Workweek 02×02: Streets like a sauna

Workweek 02×02: Streets like a sauna
This week the notes are a bit more succinct, with some heavier reflection up top. I like the notion that week notes are a great chance to pick out the threads which have either shone brightly or required more focus this week. Plus shorter notes make continuation more likely.

Things On My Mind

1. Support for R&D has come up as a Thing, which is fine. But it gets me asking two questions – are we “innovative”, and should we be “innovative”? They’re sort of the same question really (perhaps “what is innovation?”) but in the context of what constitutes “Research & Development”, there’s an assumption that our work is somehow new (never done before, anywhere in the world) and then marketable and “successful”.

One of the random memories I take forward from previous jobs was feedback to a sales pitch that the company had put in. “One can be too clever” it went, or along those lines. I think of that a lot when talking to many techies and people keen on having ideas. Ideas are cheap, but implementing them is expensive – not just the cash to put the sustainable market in place, but the cognitive and cultural shift required by users and clients, to shift to that way of thinking. “Obvious” solutions are often the worst, because they’re both subjective and contextless. Too clever.

So should we be innovative and clever? Or should we be focusing on simple stuff – simple product design, simple communication, simple ideas, simple solutions? So far, everything I’ve seen points to the latter being much more useful to people, especially in overly complex, bureaucratic organisations.

But where’s the innovation in that?

2. What do agile and UX look like in a networked organisation, eh? By that, I mean we work with various clients and partners, and how work (sprints, rapid feedback, etc) often requires a bit of explanation, and some time to get used to.

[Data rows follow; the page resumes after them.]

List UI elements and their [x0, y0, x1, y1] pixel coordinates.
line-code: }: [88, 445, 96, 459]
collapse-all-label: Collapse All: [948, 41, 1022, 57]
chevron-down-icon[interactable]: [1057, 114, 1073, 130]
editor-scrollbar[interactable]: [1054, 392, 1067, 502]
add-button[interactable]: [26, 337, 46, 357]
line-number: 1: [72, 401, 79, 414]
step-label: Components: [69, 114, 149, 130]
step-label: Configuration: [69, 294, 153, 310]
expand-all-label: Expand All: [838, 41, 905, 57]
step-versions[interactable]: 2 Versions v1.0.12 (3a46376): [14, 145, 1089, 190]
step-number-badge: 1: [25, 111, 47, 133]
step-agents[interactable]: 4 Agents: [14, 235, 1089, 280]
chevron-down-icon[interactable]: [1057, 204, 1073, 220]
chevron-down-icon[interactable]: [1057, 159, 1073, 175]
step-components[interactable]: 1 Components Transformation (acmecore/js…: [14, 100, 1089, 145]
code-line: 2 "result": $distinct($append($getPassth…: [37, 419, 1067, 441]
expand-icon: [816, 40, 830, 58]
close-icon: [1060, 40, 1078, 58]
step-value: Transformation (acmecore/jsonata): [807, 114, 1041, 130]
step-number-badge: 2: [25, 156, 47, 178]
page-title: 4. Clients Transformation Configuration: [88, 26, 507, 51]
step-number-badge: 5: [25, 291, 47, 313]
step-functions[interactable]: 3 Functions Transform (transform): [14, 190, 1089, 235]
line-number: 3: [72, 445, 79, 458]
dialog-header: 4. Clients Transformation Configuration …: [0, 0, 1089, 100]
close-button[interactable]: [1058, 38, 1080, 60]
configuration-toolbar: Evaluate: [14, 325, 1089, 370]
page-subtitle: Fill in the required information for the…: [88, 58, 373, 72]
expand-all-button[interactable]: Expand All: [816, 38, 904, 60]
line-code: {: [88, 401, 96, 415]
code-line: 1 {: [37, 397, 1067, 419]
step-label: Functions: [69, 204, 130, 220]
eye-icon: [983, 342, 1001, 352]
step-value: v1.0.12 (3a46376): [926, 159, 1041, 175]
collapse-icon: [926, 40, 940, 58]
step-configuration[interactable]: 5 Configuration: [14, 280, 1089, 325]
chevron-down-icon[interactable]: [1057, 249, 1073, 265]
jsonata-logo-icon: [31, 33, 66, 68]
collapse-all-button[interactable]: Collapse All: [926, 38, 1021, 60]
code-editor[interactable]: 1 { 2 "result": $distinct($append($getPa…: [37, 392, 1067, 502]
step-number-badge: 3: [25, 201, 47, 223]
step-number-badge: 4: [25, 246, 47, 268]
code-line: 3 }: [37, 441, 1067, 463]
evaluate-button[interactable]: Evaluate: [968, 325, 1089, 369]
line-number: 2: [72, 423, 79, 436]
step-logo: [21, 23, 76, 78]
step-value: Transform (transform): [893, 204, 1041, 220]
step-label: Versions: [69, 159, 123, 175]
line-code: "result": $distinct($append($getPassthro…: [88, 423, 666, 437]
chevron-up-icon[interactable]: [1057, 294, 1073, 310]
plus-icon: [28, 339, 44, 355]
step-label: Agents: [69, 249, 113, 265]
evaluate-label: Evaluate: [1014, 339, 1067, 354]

Is buy-in for the processes and the reasons behind them as important as actually demonstrating the value you’re offering? And how can you make that causal link clearer, between how you do something, and why you’re good at something?

3. What’s the strategy for our codebase? Agility is becoming key. Unit tests first, as a safety net for changes – the enemy is complexity. Then what? “Simplify, then add lightness” as says Lotus’ founder Colin Chapman. This feels like something I want to aim for, but how?

Oh yeah – we’re hiring!


Hot, too hot. Monday morning sit-down to see what’s going on across the team. Phone call with Kim and David on sales stuff for [Mirror Street]. Then up to London to see a man about data visualisation – some interesting conversations kicking off some ideas this week, and most of them involve setting up some kind of community scene; something about that is in my blood? But the trains, oh the trains. 3 hours of air conditioning though, so can’t complain too much.

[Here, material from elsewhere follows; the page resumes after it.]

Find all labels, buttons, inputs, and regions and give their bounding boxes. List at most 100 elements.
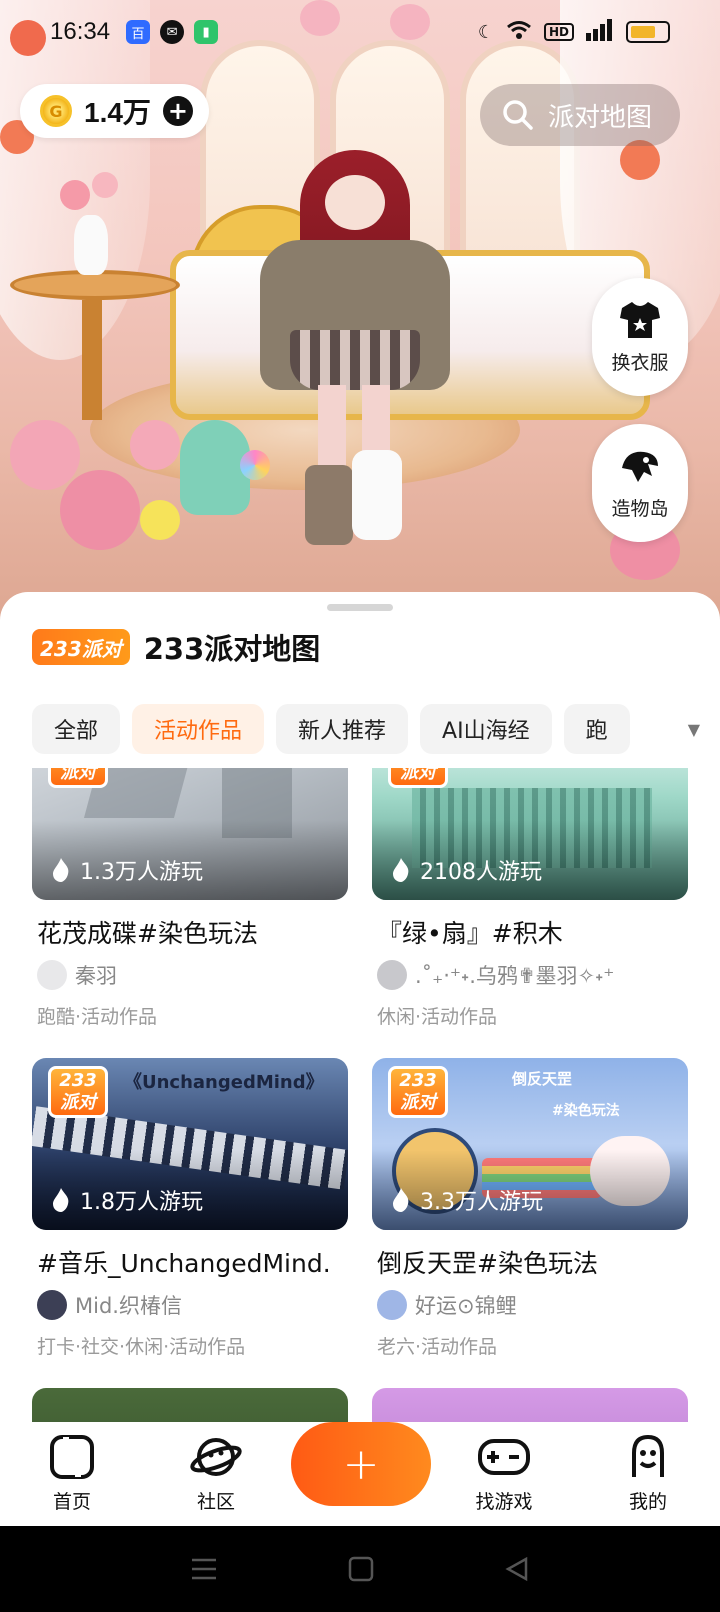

In for a change, swapped days, kept thinking it was Wednesday. Can’t remember what I did, other than it was hot – probably a bit of dev work.

Had to head off early: incident between toddler and trampoline.


Tired after driving to A&E in Brighton and back in the evening (all ok in the end), but a day of chatting today. Caught up with team members. Chatted to another company about potential for collaboration. Board Meeting in the afternoon, which is always nice. I get to talk to some great people, all told.


Day off. Storm. Playground. Garden.


Bit of a relaxing day, some emails to respond to, some admin, lots of dev time (hooray?). Discussed WordPress integration with Lawrence. Discussed Australian boundaries with Hon Mond. Discussed code reuse with Alex. Fixed up a few more unit tests. In between started putting together a proposal to scrape and supply data.